Hi everyone, may I join the conversation? Feeling pretty low right now. W is with OW for the first time since she presumably made her decision. Feeling kind of low, and needing some virtual friends. Thanks. She flew home today but did not come home to me. so so so sad but resolved i guess.
11/4/15 W revealed EA/2 months later became PA with co-worker Reconciling since late April 2016 Don't give up until it's time, then move on Be patient, strong and kind but never a doormat
Butterc I feel the same way re getting replies on here. It really helps to know we are not alone in all this. I feel like I am so stuck. When I read of others declarations of improving themselves. All I have been able to do is survive day to day
That's how it's done: One day at a time. And sometimes one hour at a time.
As the LBSs we're doing all the work to improve ourselves. We're not rushing into new relationships that we are ill equipped to handle, we're working to become the best version of ourselves and making sure we're ready for a healthy mature relationship wether that be with our current spouses or someone we have yet to meet.

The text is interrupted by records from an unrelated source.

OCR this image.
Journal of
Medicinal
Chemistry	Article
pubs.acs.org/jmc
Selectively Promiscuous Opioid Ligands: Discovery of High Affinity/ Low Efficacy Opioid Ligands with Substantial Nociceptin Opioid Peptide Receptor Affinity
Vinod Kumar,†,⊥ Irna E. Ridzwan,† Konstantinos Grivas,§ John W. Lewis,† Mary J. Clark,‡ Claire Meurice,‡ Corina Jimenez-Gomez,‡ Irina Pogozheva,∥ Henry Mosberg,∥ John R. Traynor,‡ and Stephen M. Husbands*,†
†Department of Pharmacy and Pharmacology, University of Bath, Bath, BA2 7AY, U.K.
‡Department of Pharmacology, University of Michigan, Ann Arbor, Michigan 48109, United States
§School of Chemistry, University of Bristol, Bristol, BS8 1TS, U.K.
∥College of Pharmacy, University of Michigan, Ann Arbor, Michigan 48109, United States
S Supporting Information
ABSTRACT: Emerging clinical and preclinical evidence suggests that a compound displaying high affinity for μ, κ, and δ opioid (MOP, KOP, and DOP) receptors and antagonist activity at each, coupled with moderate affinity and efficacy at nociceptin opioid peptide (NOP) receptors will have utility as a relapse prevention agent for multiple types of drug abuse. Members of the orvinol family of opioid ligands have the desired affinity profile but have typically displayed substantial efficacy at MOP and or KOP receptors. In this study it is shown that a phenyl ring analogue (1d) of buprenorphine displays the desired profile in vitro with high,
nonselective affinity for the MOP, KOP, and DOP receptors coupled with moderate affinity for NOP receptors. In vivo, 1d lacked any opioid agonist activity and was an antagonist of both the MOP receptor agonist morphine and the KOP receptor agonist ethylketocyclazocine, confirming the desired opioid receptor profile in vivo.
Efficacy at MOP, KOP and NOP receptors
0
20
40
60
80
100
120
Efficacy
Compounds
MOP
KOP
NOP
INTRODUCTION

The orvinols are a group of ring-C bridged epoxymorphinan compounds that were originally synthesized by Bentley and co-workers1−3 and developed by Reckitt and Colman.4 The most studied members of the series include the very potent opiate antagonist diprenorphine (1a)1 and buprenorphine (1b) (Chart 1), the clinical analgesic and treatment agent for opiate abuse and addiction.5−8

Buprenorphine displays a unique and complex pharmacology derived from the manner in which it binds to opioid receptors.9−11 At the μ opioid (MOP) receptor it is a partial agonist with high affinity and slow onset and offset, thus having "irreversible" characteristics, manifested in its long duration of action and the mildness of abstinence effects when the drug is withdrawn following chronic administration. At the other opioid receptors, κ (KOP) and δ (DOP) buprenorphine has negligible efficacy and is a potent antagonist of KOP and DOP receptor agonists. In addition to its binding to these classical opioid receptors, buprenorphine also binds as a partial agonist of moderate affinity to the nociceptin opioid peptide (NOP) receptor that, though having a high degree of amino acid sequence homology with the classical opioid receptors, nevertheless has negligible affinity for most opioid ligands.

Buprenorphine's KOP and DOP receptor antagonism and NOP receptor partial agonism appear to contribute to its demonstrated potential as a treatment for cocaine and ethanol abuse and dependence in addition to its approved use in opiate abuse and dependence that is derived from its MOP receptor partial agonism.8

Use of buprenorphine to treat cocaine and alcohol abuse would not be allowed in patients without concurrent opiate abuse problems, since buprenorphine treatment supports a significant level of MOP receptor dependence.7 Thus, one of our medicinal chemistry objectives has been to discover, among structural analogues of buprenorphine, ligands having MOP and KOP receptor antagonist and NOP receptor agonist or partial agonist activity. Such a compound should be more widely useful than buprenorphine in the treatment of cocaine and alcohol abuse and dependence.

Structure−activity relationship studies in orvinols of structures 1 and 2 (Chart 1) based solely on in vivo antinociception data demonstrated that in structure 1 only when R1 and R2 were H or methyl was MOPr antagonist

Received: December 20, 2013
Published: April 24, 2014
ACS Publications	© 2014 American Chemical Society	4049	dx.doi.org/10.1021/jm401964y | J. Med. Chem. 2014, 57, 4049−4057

One day I will look back at DB and be grateful that it happened, cause it has given me an opportunity to be happy. I sure wasn't before, but now I have the skills and tools to get there.
Let's make day to day, even moment to moment, a happy comfortable place to be together. In this virtual world, my "now" is the time spent reading and posting, because so much is relevant to where I am at any given time.Expanding in spirit, I am leaning toward the Zen of Now. And Now is no longer 2015,LOL
Buttercup
Me 50 H 51 M 17 T 20 D16 H EA Feb 2014 BD Sept 2015 H moved out Nov 2015 W Filed D papers Mar 2016
Very insightful Buttercup. Check out this you tube. Go there and type in: Sam Harris: It Is Always Now , pick the one by "trythinkingnow". I play it anytime I need a tuneup.
Up at 3am. Great GAL weekend but then WAS texts last night.I can't even process right now. I'm torn. Trying PMA. Because he's basically set up more boundaries, I'm even more powerless. Expressing my anger is what led to this. Now it's self-recrimination.
I'm not even making sense. How do you all do this?
Buttercup
Me 50 H 51 M 17 T 20 D16 H EA Feb 2014 BD Sept 2015 H moved out Nov 2015 W Filed D papers Mar 2016
Some days it is too hard to make sense of and you go minute to minute to get through. Whatever happened I'm sure there will be someone here who did the exact same thing, with a similar outcome. Self compassion moves you through it faster. Go easy there lovely lady.